The test_vqa.sh script uses the following parameters for inference:

--test_file: Path to the test file.

--retrieval_results: Path to the retrieval result file.

--answer_generator: Name of the answer generator model to be used. Choose from [Mistral, LLaMA3, GPT4, PaLM].

--llm_checkpoint: Path to the Mistral or LLaMA3 checkpoint file. If using GPT4 or PaLM, this parameter is not needed. Instead, change api_key in model/anwser_generator.py.

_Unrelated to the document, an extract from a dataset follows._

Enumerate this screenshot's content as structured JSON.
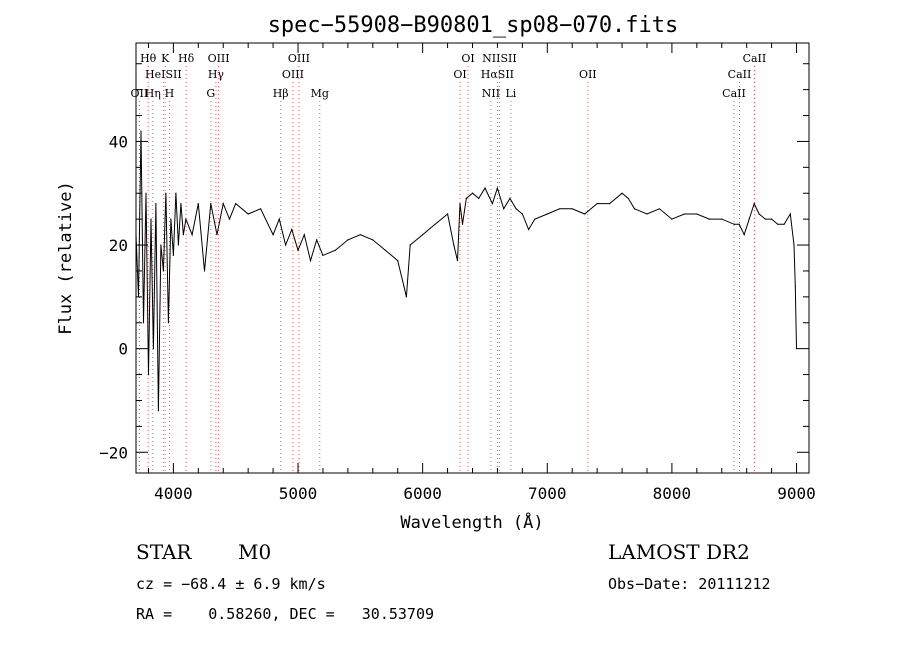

--output_file: Path to the output file. Default is ./answer.json.

Demo

Run the demo of EchoSight.

python app.py

Demo Showcase

image image

Citation

@inproceedings{yan-xie-2024-echosight,
    title = "{E}cho{S}ight: Advancing Visual-Language Models with {W}iki Knowledge",
    author = "Yan, Yibin  and
      Xie, Weidi",
    editor = "Al-Onaizan, Yaser  and
      Bansal, Mohit  and
      Chen, Yun-Nung",
    booktitle = "Findings of the Association for Computational Linguistics: EMNLP 2024",
    month = nov,
    year = "2024",
    address = "Miami, Florida, USA",
    publisher = "Association for Computational Linguistics",
    url = "https://aclanthology.org/2024.findings-emnlp.83",
    pages = "1538--1551",
    abstract = "Knowledge-based Visual Question Answering (KVQA) tasks require answering questions about images using extensive background knowledge. Despite significant advancements, generative models often struggle with these tasks due to the limited integration of external knowledge. In this paper, we introduce **EchoSight**, a novel multimodal Retrieval-Augmented Generation (RAG) framework that enables large language models (LLMs) to answer visual questions requiring fine-grained encyclopedic knowledge. To strive for high-performing retrieval, EchoSight first searches wiki articles by using visual-only information, subsequently, these candidate articles are further reranked according to their relevance to the combined text-image query. This approach significantly improves the integration of multimodal knowledge, leading to enhanced retrieval outcomes and more accurate VQA responses. Our experimental results on the E-VQA and InfoSeek datasets demonstrate that EchoSight establishes new state-of-the-art results in knowledge-based VQA, achieving an accuracy of 41.8{\%} on E-VQA and 31.3{\%} on InfoSeek.",
}

Acknowledgements

Thanks to the code of LAVIS and data of Encyclopedic-VQA and InfoSeek.